Like many of his klezmer contemporaries, Geoff Berner, the Vancouver-born accordionist and songwriter, has a lyrical flair for pairing social commentary with the comically absurd. And he’s been able to do it with tongue-in-cheek storytelling and a Tom Waits-ian sense of balladry.

Two of his most recent studio releases, “The Wedding Dance of the Widow Bride” (2007) and “Klezmer Mongrels” (2008) featured songs such as “Traitor Bride” (on “Mongrels”) and “The Whiskey” (on “Wedding Dance”), that set Berner’s trademark kookiness against delightfully truncated instrumentation. As a result, Berner has earned a North American and European cult following, a distinction he irreverently addresses on his fifth studio album, “Victory Party,” released in early March.

On the ostentatiously titled “Rabbi Berner Finally Reveals His True Religious Agenda,” he sings, “Everybody’s waiting to know what I’m going to do with my cult following / Where I’m going to take it to go?”

With “Victory Party,” the answer is unclear (for the record, Rabbi Berner’s religious agenda is: “The Bible is a mirror and God is on the other side”). Unlike Berner’s previous outings, which fused traditional Jewish music with folk, punk and ska to create a swaggering neo-klezmer sound, “Victory Party” goes a little off the rails. Berner incorporates one genre too many — really, klezmer and experimental trance are two forms that don’t belong at the same party.

Part of the blame has to fall on Socalled, the klezmer hip-hop artist and fellow Canadian who produced the album. The simplicity of Berner’s usual arrangements — often just an accordion, clarinet, violin and mild percussion — is sacrificed in favor lengthy experimentation. “Oh My Golem,” told from the perspective of the 16th-century Prague rabbi Judah Loew ben Bezalel, who created the legendary superhero, uses a torturous mix of inorganic sounds that seem to crescendo and de-crescendo with disorganized purpose. And rather exciting, Eastern-influenced violin and guitar work on “Wealthy Poet” is undermined by thumping, hip-hop percussion.

To establish flow, hip-hop almost always relies on a 4/4 time signature — the vocals, however spontaneous or improvisational, always follow a simple beat. Klezmer, at least in its 21st-century incarnation, thrives when the music, using additive or mixed meters, seems like it’s on the brink of spinning out of control.

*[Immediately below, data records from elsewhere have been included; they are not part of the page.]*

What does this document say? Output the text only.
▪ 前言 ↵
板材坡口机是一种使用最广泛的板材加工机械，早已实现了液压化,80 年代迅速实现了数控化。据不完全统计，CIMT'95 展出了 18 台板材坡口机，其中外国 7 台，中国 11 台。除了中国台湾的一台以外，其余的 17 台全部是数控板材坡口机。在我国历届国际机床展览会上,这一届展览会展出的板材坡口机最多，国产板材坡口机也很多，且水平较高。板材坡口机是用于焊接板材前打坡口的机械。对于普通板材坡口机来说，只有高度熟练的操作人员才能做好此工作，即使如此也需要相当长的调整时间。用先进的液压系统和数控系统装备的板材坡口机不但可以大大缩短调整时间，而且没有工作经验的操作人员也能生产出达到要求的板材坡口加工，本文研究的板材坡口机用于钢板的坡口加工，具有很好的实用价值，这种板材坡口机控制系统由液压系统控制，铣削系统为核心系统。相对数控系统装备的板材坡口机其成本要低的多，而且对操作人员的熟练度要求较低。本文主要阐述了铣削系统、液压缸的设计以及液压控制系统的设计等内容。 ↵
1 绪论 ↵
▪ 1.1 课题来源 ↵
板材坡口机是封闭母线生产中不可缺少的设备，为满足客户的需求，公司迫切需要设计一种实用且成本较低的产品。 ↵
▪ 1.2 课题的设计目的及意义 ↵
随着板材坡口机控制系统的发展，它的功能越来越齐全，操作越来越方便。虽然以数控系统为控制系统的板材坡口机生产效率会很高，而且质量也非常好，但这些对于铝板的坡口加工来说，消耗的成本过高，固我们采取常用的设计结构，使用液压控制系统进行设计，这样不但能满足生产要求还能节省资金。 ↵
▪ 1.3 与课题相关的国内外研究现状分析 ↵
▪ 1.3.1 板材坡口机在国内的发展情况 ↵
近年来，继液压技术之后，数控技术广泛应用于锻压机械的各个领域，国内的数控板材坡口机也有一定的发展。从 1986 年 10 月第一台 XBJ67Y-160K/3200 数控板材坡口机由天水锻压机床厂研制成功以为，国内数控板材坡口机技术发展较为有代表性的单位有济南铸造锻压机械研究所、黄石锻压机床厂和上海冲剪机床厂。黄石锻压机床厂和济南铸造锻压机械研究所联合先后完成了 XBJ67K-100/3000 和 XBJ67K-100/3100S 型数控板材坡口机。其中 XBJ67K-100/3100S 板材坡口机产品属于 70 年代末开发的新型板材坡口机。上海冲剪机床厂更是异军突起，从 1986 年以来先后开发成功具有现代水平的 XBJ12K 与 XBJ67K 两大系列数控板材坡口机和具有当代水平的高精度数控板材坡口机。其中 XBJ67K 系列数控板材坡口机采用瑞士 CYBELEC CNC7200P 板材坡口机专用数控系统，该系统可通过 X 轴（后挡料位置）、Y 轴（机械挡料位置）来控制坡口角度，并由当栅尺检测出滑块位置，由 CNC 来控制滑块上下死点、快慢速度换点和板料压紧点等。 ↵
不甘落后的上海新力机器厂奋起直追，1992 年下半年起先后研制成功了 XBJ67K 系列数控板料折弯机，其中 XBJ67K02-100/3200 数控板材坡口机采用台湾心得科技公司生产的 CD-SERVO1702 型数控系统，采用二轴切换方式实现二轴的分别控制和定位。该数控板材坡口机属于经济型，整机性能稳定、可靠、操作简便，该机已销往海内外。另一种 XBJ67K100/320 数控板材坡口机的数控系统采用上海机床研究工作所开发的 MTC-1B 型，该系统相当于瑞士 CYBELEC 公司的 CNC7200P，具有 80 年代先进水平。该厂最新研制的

On “Victory Party,” Berner seems to be playing with a leash around his neck. To his credit, though, Berner takes the hip-hop influence to heart on “Dalloy Politzei,” a Yiddish translation of the N.W.A. slogan, “F**k tha Police.”

Still, the album has its moments. “Jail” lays out the benefits of going to jail (a new pair of shoes, three meals a day, someone to light your cigarette) and also features nifty clarinet work by Michael Winograd. “Laughing the Jackie the Pimp,” a tender old Yiddish tune, tells the story of a local goon who gets roughed up by even badder dudes (the Russians, who else?).

The album reaches a high point on “Mayn Rue Platz (My Resting Place).” Berner recruits world-renowned Chinese-Canadian erhu player Lan Tung, along with her ethereal voice, to join in on a somber melody about sweatshop life. The song was written by the Yiddish poet Morris Rosenfeld in the early 20th-century and Tung reconstructs three of the original Yiddish verses into a single Mandarin stanza, followed by a haunting, poignant erdu-violin dirge.

That alone may be worth a victory party.